Uma reflexão sobre evolução e conhecimento.
Você acredita que tudo, inclusive o surgimento da vida, ocorre ao acaso, como o lançar de dados? Ou você acredita que tudo que acontece simplesmente “era pra ser assim”, como o martelo que foi feito para pregar pregos? Ou você acredita que algumas coisas ocorrem ao acaso (como terremotos) e outras “eram pra ser” (os martelos, por exemplo)? Caso escolha esta última opção, você escolheu a opção mais complicada. Quer ver só?
É que dizer que algumas coisas são resultado de ação “consciente” (planejada, voluntária, premeditada) e outras não nos obriga a definir o que é, onde e como começa essa tal “consciência”. Como é possível que ela exista? Afinal, como algo capaz de agir planejadamente surge num mundo em que tudo até então tinha acontecido pelo mero acaso?
Isso é tão complicado que muitos preferem simplificar e dizer que tudo é ao acaso e a consciência é uma ilusão. Ou então jogar a carta “Deus” e explicar que a consciência humana vem desse ser superior. Deus é uma resposta fácil. Mas sem Deus, parece que todo sentido é inventado, e portanto a vida não tem valor intrínseco. Ela pode ser apreciada porque o pôr-do-sol ou o formato das galáxias são coisas impressionantes, mas em si os fenômenos do universo são só um monte de partículas arranjadas numa ordem aleatória, incluindo a consciência humana.
Pela visão científica de mundo, sabemos que a evolução não tem finalidade, não há um ser dirigindo a evolução. Há apenas sobrevivência. Quando surge uma nova espécie, é porque pequenas mudanças aleatórias se acumularam. Se evoluímos para ter um cérebro capaz de pensar sobre o que estamos fazendo, ou mesmo pensar sobre o nosso próprio pensamento, isso aconteceu por pura coincidência, e permaneceu porque arranjamos alguma utilidade pra isso.
Todas as mudanças aleatórias que acontecem no nosso código genético são armazenadas num filete incrivelmente longo de proteínas que fica guardado no núcleo de cada célula do nosso corpo. Em cada célula do seu corpo está a informação necessária para construir seu corpo inteiro, mas não só isso. Você herda metade dos cromossomos da sua mãe e metade do seu pai. A maior parte dessa informação não é utilizada pelo seu corpo. Apenas 1% é utilizado, o resto está inativo. Nesse resto estão informações que vem desde nossos antepassados mais primitivos, desde antes de sermos mamíferos, enfim, desde o primeiro ser vivo.
Desse ponto de vista, a evolução acontece como se fosse um texto que vai sendo criado com palavras aleatórias. As palavras vão sendo jogadas e o texto vai aparecendo, mesmo que incoerente.
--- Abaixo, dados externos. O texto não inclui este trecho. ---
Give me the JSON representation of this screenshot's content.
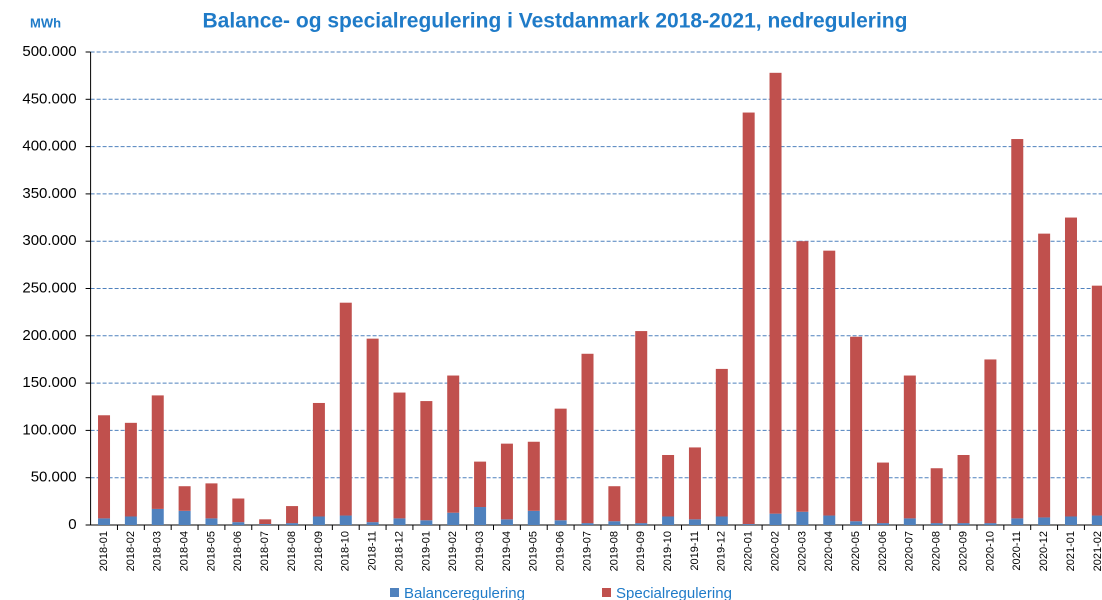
{
  "chart_data": {
    "type": "stacked_bar",
    "title": "Balance- og specialregulering i Vestdanmark 2018-2021, nedregulering",
    "y_label": "MWh",
    "categories": [
      "2018-01",
      "2018-02",
      "2018-03",
      "2018-04",
      "2018-05",
      "2018-06",
      "2018-07",
      "2018-08",
      "2018-09",
      "2018-10",
      "2018-11",
      "2018-12",
      "2019-01",
      "2019-02",
      "2019-03",
      "2019-04",
      "2019-05",
      "2019-06",
      "2019-07",
      "2019-08",
      "2019-09",
      "2019-10",
      "2019-11",
      "2019-12",
      "2020-01",
      "2020-02",
      "2020-03",
      "2020-04",
      "2020-05",
      "2020-06",
      "2020-07",
      "2020-08",
      "2020-09",
      "2020-10",
      "2020-11",
      "2020-12",
      "2021-01",
      "2021-02"
    ],
    "series": [
      {
        "name": "Balanceregulering",
        "color": "#4f81bd",
        "values": [
          7000,
          9000,
          17000,
          15000,
          7000,
          3000,
          1000,
          2000,
          9000,
          10000,
          3000,
          7000,
          5000,
          13000,
          19000,
          6000,
          15000,
          5000,
          2000,
          4000,
          2000,
          9000,
          6000,
          9000,
          1000,
          12000,
          14000,
          10000,
          4000,
          2000,
          7000,
          2000,
          2000,
          2000,
          7000,
          8000,
          9000,
          10000
        ]
      },
      {
        "name": "Specialregulering",
        "color": "#c0504d",
        "values": [
          109000,
          99000,
          120000,
          26000,
          37000,
          25000,
          5000,
          18000,
          120000,
          225000,
          194000,
          133000,
          126000,
          145000,
          48000,
          80000,
          73000,
          118000,
          179000,
          37000,
          203000,
          65000,
          76000,
          156000,
          435000,
          466000,
          286000,
          280000,
          195000,
          64000,
          151000,
          58000,
          72000,
          173000,
          401000,
          300000,
          316000,
          243000
        ]
      }
    ],
    "ylim": [
      0,
      500000
    ],
    "yticks": [
      0,
      {
        "value": 50000,
        "label": "50.000"
      },
      {
        "value": 100000,
        "label": "100.000"
      },
      {
        "value": 150000,
        "label": "150.000"
      },
      {
        "value": 200000,
        "label": "200.000"
      },
      {
        "value": 250000,
        "label": "250.000"
      },
      {
        "value": 300000,
        "label": "300.000"
      },
      {
        "value": 350000,
        "label": "350.000"
      },
      {
        "value": 400000,
        "label": "400.000"
      },
      {
        "value": 450000,
        "label": "450.000"
      },
      {
        "value": 500000,
        "label": "500.000"
      }
    ],
    "grid": true,
    "legend": "bottom"
  }
}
Agora suponha que esse texto seja corrigido por uma professora de redação. Ela sublinha as mudanças que tornam o texto mais coerente e anota: “ficou bom, mantenha isso”, enquanto risca as que tornam o texto menos coerente e anota: “tire isso, não ficou bom”. Com algumas repetições, no fim desse processo você terá um texto razoavelmente coerente que não foi escrito por ninguém! Não é preciso escritora, só é preciso uma leitora capaz de identificar um texto coerente. A questão agora é: quem é que seleciona as mudanças da natureza? Quem decide o que fica e o que vai embora?
Perceba como esse processo se assemelha à criação de uma obra artística. A artista testa um monte de coisas, desiste do que não faz sentido; fica com o que faz sentido pra ela, e continua o processo até achar que está bom. Podemos conceber a natureza como uma artista criando a si mesma? Podemos conceber uma consciência inerente à natureza mesmo sem nenhuma concepção de divindade? Suponha, só por um momento, essa comparação entre o modo como a natureza evolui com o modo como se cria arte.
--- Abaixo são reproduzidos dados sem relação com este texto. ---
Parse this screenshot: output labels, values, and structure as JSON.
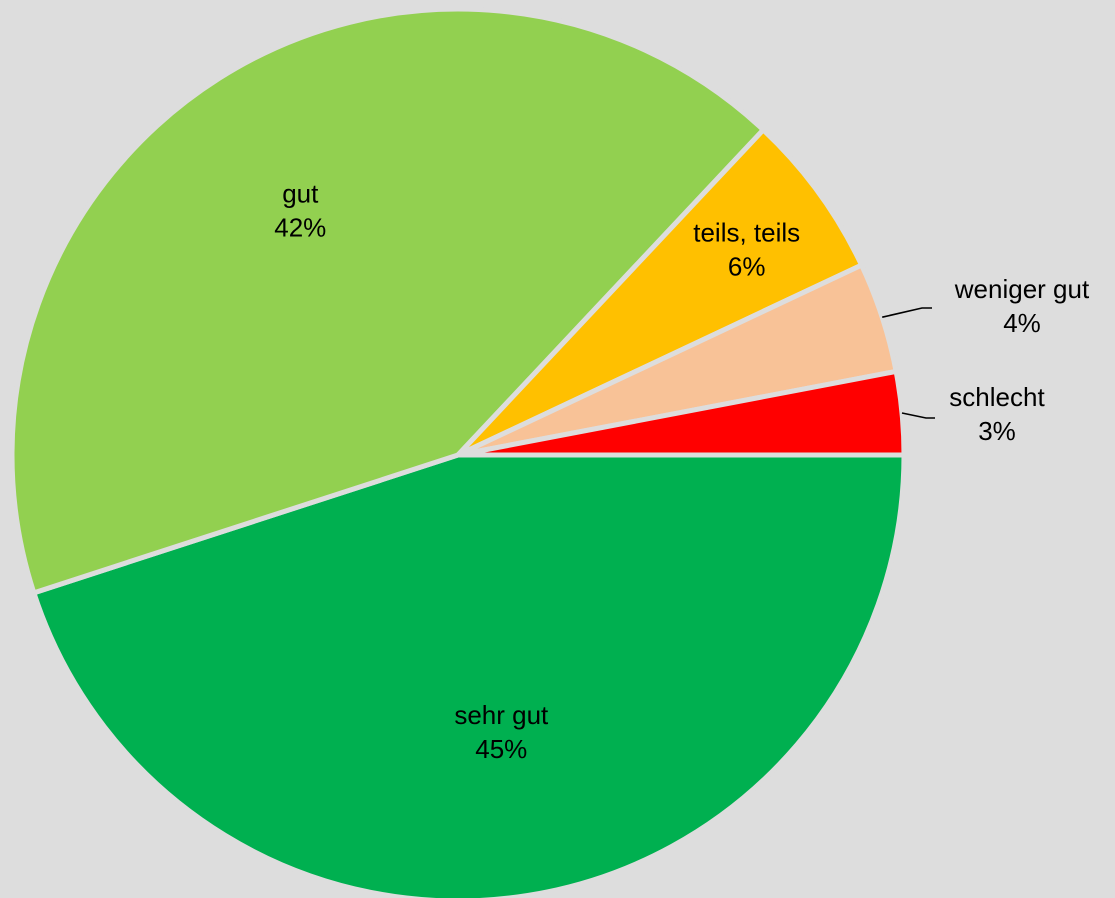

Pode parecer que dizer isso seria atribuir características humanas à natureza (antropomorfismo), mas calma. Afinal, se você diz que só humanos criam arte, voltamos aquele problema lá em cima: como é que se explica a origem de tal capacidade? Devemos realmente tratar a natureza como objeto inanimado, incapaz de escolher ou ter uma sensibilidade artística? Ou será que, talvez, esse processo que nós chamamos de “criação” é na verdade um resultado inevitável da mudança? Que a natureza está em constante mutação, isso é inegável. As coisas estão se movendo e o movimento de partículas dentro de você é suficiente para mudar a natureza das coisas. Talvez seja por isso que a arte é uma coisa tão poderosa. Não precisa concordar agora, apenas considere isso por um momento:
Imagine dez caixas de papelão, cada uma cheia de livros tratando de assuntos diferentes. Cada caixa tem um conteúdo totalmente diferente, e vai agradar pessoas diferentes. Agora imagine que você triture os livros de cada caixa num triturador, até virarem confete, e coloca esse confete nas caixas de novo. Você teria dez caixa iguais, todas elas cheias de papel picado que só vai servir pra jogar pra cima no carnaval.
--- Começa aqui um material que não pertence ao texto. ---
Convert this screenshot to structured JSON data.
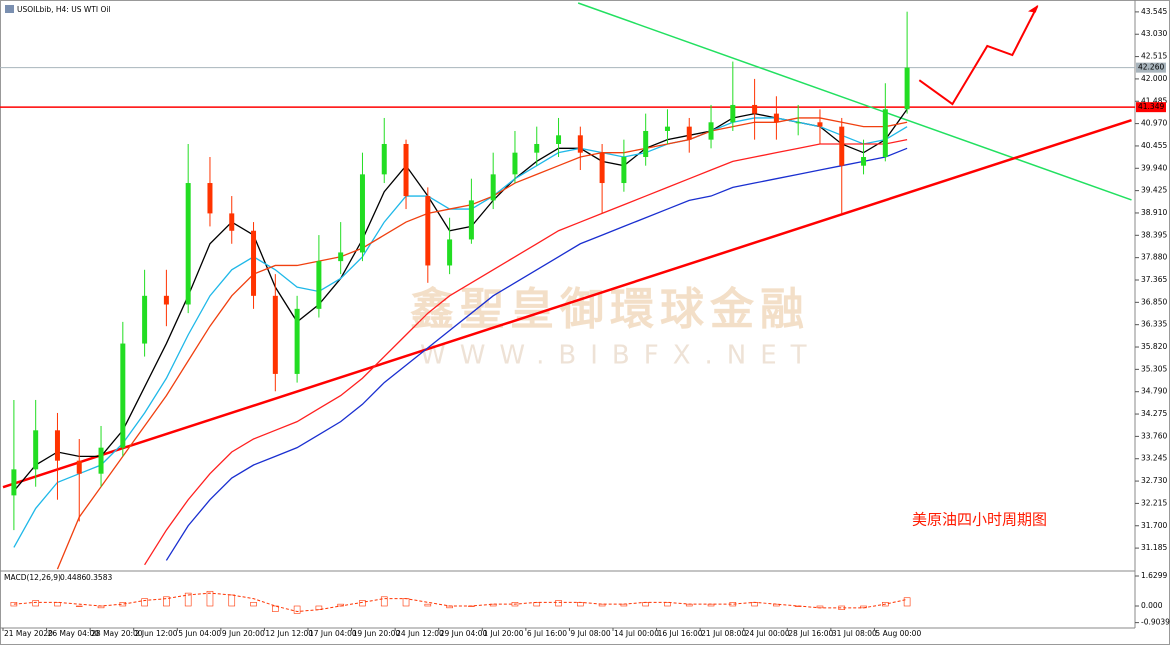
{
  "chart_data": {
    "type": "candlestick",
    "title": "USOILbib, H4: US WTI Oil",
    "categories": [
      "21 May 2020",
      null,
      "26 May 04:00",
      null,
      "28 May 20:00",
      null,
      "2 Jun 12:00",
      null,
      "5 Jun 04:00",
      null,
      "9 Jun 20:00",
      null,
      "12 Jun 12:00",
      null,
      "17 Jun 04:00",
      null,
      "19 Jun 20:00",
      null,
      "24 Jun 12:00",
      null,
      "29 Jun 04:00",
      null,
      "1 Jul 20:00",
      null,
      "6 Jul 16:00",
      null,
      "9 Jul 08:00",
      null,
      "14 Jul 00:00",
      null,
      "16 Jul 16:00",
      null,
      "21 Jul 08:00",
      null,
      "24 Jul 00:00",
      null,
      "28 Jul 16:00",
      null,
      "31 Jul 08:00",
      null,
      "5 Aug 00:00",
      null
    ],
    "open": [
      32.4,
      33.0,
      33.9,
      33.2,
      32.9,
      33.5,
      35.9,
      37.0,
      36.8,
      39.6,
      38.9,
      38.5,
      37.0,
      35.2,
      36.7,
      37.8,
      38.0,
      39.8,
      40.5,
      39.3,
      37.7,
      38.3,
      39.2,
      39.8,
      40.3,
      40.5,
      40.7,
      40.3,
      39.6,
      40.2,
      40.8,
      40.9,
      40.6,
      41.0,
      41.4,
      41.2,
      41.0,
      41.0,
      40.9,
      40.0,
      40.2,
      41.3
    ],
    "high": [
      34.6,
      34.6,
      34.3,
      33.7,
      34.0,
      36.4,
      37.6,
      37.6,
      40.5,
      40.2,
      39.3,
      38.7,
      37.5,
      37.0,
      38.4,
      38.7,
      40.3,
      41.1,
      40.6,
      39.5,
      38.8,
      39.7,
      40.3,
      40.8,
      40.9,
      41.1,
      40.9,
      40.5,
      40.6,
      41.2,
      41.3,
      41.1,
      41.4,
      42.4,
      42.0,
      41.6,
      41.4,
      41.3,
      41.1,
      40.6,
      41.9,
      43.55
    ],
    "low": [
      31.6,
      32.6,
      32.3,
      31.8,
      32.6,
      33.3,
      35.6,
      36.3,
      36.6,
      38.6,
      38.2,
      36.7,
      34.8,
      35.0,
      36.5,
      37.5,
      37.8,
      39.6,
      39.0,
      37.3,
      37.5,
      38.2,
      39.0,
      39.6,
      40.0,
      40.2,
      39.9,
      38.9,
      39.4,
      40.0,
      40.5,
      40.3,
      40.4,
      40.8,
      40.6,
      40.6,
      40.7,
      40.5,
      38.9,
      39.8,
      40.1,
      41.2
    ],
    "close": [
      33.0,
      33.9,
      33.2,
      32.9,
      33.5,
      35.9,
      37.0,
      36.8,
      39.6,
      38.9,
      38.5,
      37.0,
      35.2,
      36.7,
      37.8,
      38.0,
      39.8,
      40.5,
      39.3,
      37.7,
      38.3,
      39.2,
      39.8,
      40.3,
      40.5,
      40.7,
      40.3,
      39.6,
      40.2,
      40.8,
      40.9,
      40.6,
      41.0,
      41.4,
      41.2,
      41.0,
      41.0,
      40.9,
      40.0,
      40.2,
      41.3,
      42.26
    ],
    "up_color": "#22dd22",
    "down_color": "#ff3300",
    "ylim": [
      30.68,
      43.75
    ],
    "yticks": [
      43.545,
      {
        "value": 43.03,
        "label": "43.030"
      },
      42.515,
      {
        "value": 42.0,
        "label": "42.000"
      },
      41.485,
      {
        "value": 40.97,
        "label": "40.970"
      },
      40.455,
      {
        "value": 39.94,
        "label": "39.940"
      },
      39.425,
      {
        "value": 38.91,
        "label": "38.910"
      },
      38.395,
      {
        "value": 37.88,
        "label": "37.880"
      },
      37.365,
      {
        "value": 36.85,
        "label": "36.850"
      },
      36.335,
      {
        "value": 35.82,
        "label": "35.820"
      },
      35.305,
      {
        "value": 34.79,
        "label": "34.790"
      },
      34.275,
      {
        "value": 33.76,
        "label": "33.760"
      },
      33.245,
      {
        "value": 32.73,
        "label": "32.730"
      },
      32.215,
      {
        "value": 31.7,
        "label": "31.700"
      },
      31.185
    ],
    "grid": false,
    "series": [
      {
        "color": "#000000",
        "values": [
          32.5,
          33.1,
          33.4,
          33.3,
          33.3,
          33.9,
          34.9,
          35.9,
          37.0,
          38.2,
          38.7,
          38.4,
          37.2,
          36.4,
          36.8,
          37.4,
          38.3,
          39.4,
          40.0,
          39.3,
          38.5,
          38.6,
          39.2,
          39.7,
          40.1,
          40.4,
          40.4,
          40.1,
          40.0,
          40.4,
          40.6,
          40.7,
          40.8,
          41.1,
          41.2,
          41.1,
          41.0,
          40.9,
          40.5,
          40.3,
          40.6,
          41.3
        ]
      },
      {
        "color": "#1fb8e8",
        "values": [
          31.2,
          32.1,
          32.7,
          32.9,
          33.1,
          33.6,
          34.3,
          35.1,
          36.1,
          37.0,
          37.6,
          37.9,
          37.6,
          37.2,
          37.1,
          37.4,
          37.9,
          38.7,
          39.3,
          39.3,
          39.0,
          39.0,
          39.3,
          39.7,
          40.0,
          40.3,
          40.4,
          40.3,
          40.2,
          40.3,
          40.5,
          40.6,
          40.8,
          41.0,
          41.1,
          41.1,
          41.0,
          40.9,
          40.7,
          40.5,
          40.6,
          40.9
        ]
      },
      {
        "color": "#f04010",
        "values": [
          null,
          null,
          30.7,
          31.9,
          32.6,
          33.3,
          34.0,
          34.7,
          35.5,
          36.3,
          37.0,
          37.5,
          37.7,
          37.7,
          37.8,
          37.9,
          38.1,
          38.4,
          38.7,
          38.9,
          39.0,
          39.1,
          39.3,
          39.6,
          39.8,
          40.0,
          40.2,
          40.3,
          40.3,
          40.4,
          40.5,
          40.6,
          40.8,
          40.9,
          41.0,
          41.0,
          41.1,
          41.1,
          41.0,
          40.9,
          40.9,
          41.0
        ]
      },
      {
        "color": "#ff2020",
        "values": [
          null,
          null,
          null,
          null,
          null,
          null,
          30.8,
          31.6,
          32.3,
          32.9,
          33.4,
          33.7,
          33.9,
          34.1,
          34.4,
          34.7,
          35.1,
          35.6,
          36.1,
          36.6,
          37.0,
          37.3,
          37.6,
          37.9,
          38.2,
          38.5,
          38.7,
          38.9,
          39.1,
          39.3,
          39.5,
          39.7,
          39.9,
          40.1,
          40.2,
          40.3,
          40.4,
          40.5,
          40.5,
          40.5,
          40.5,
          40.6
        ]
      },
      {
        "color": "#1a2fd0",
        "values": [
          null,
          null,
          null,
          null,
          null,
          null,
          null,
          30.9,
          31.7,
          32.3,
          32.8,
          33.1,
          33.3,
          33.5,
          33.8,
          34.1,
          34.5,
          35.0,
          35.4,
          35.8,
          36.2,
          36.6,
          37.0,
          37.3,
          37.6,
          37.9,
          38.2,
          38.4,
          38.6,
          38.8,
          39.0,
          39.2,
          39.3,
          39.5,
          39.6,
          39.7,
          39.8,
          39.9,
          40.0,
          40.1,
          40.2,
          40.4
        ]
      }
    ],
    "price_markers": [
      {
        "price": {
          "value": 42.26,
          "label": "42.260"
        },
        "color": "#a8b4bc"
      },
      {
        "price": 41.349,
        "color": "#ff0000"
      }
    ],
    "trendlines": [
      {
        "x": [
          25.9,
          51.3
        ],
        "y": [
          43.75,
          39.21
        ],
        "color": "#22e060"
      },
      {
        "x": [
          -0.5,
          51.3
        ],
        "y": [
          32.59,
          41.05
        ],
        "color": "#ff0000"
      }
    ],
    "forecast": {
      "x": [
        41.56,
        43.08,
        44.68,
        45.83,
        46.98
      ],
      "y": [
        41.97,
        41.42,
        42.76,
        42.55,
        43.68
      ],
      "color": "#ff0000"
    },
    "annotation": "美原油四小时周期图",
    "watermark": [
      "鑫聖皇御環球金融",
      "WWW.BIBFX.NET"
    ],
    "macd": {
      "label": "MACD(12,26,9)",
      "histogram": [
        0.2,
        0.3,
        0.2,
        0.0,
        -0.1,
        0.2,
        0.4,
        0.5,
        0.7,
        0.8,
        0.6,
        0.2,
        -0.3,
        -0.4,
        -0.2,
        0.1,
        0.3,
        0.5,
        0.4,
        0.1,
        -0.1,
        0.0,
        0.1,
        0.2,
        0.2,
        0.3,
        0.2,
        0.1,
        0.1,
        0.2,
        0.2,
        0.1,
        0.1,
        0.2,
        0.2,
        0.1,
        0.0,
        -0.1,
        -0.2,
        -0.1,
        0.2,
        0.4486
      ],
      "signal": [
        0.1,
        0.2,
        0.2,
        0.1,
        0.0,
        0.1,
        0.3,
        0.4,
        0.6,
        0.7,
        0.6,
        0.4,
        0.0,
        -0.3,
        -0.2,
        0.0,
        0.2,
        0.4,
        0.4,
        0.2,
        0.0,
        0.0,
        0.1,
        0.1,
        0.2,
        0.2,
        0.2,
        0.1,
        0.1,
        0.2,
        0.2,
        0.1,
        0.1,
        0.1,
        0.2,
        0.1,
        0.0,
        -0.1,
        -0.1,
        -0.1,
        0.1,
        0.3583
      ],
      "color": "#ff3300",
      "ylim": [
        -1.196,
        1.848
      ],
      "yticks": [
        1.6299,
        {
          "value": 0,
          "label": "0.000"
        },
        -0.9039
      ]
    }
  }
}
Percebe o que aconteceu? O que antes eram coisas diferentes, agora são coisas iguais. Por que as coisas ficam mais iguais na medida em que as trituramos? Porque o que diferencia um diamante de um grafite de lapiseira não é o material que são feitos, são ambos moléculas de carbono. O que diferencia as coisas é o “arranjo”, a organização das partes. Quando as coisas se desorganizam elas perdem informação. Porque no fundo somos todos feitos do mesmo tipo de partículas, o que nos diferencia é como essas partículas estão organizadas, ou seja, a informação acumulada na conexão entre as partes.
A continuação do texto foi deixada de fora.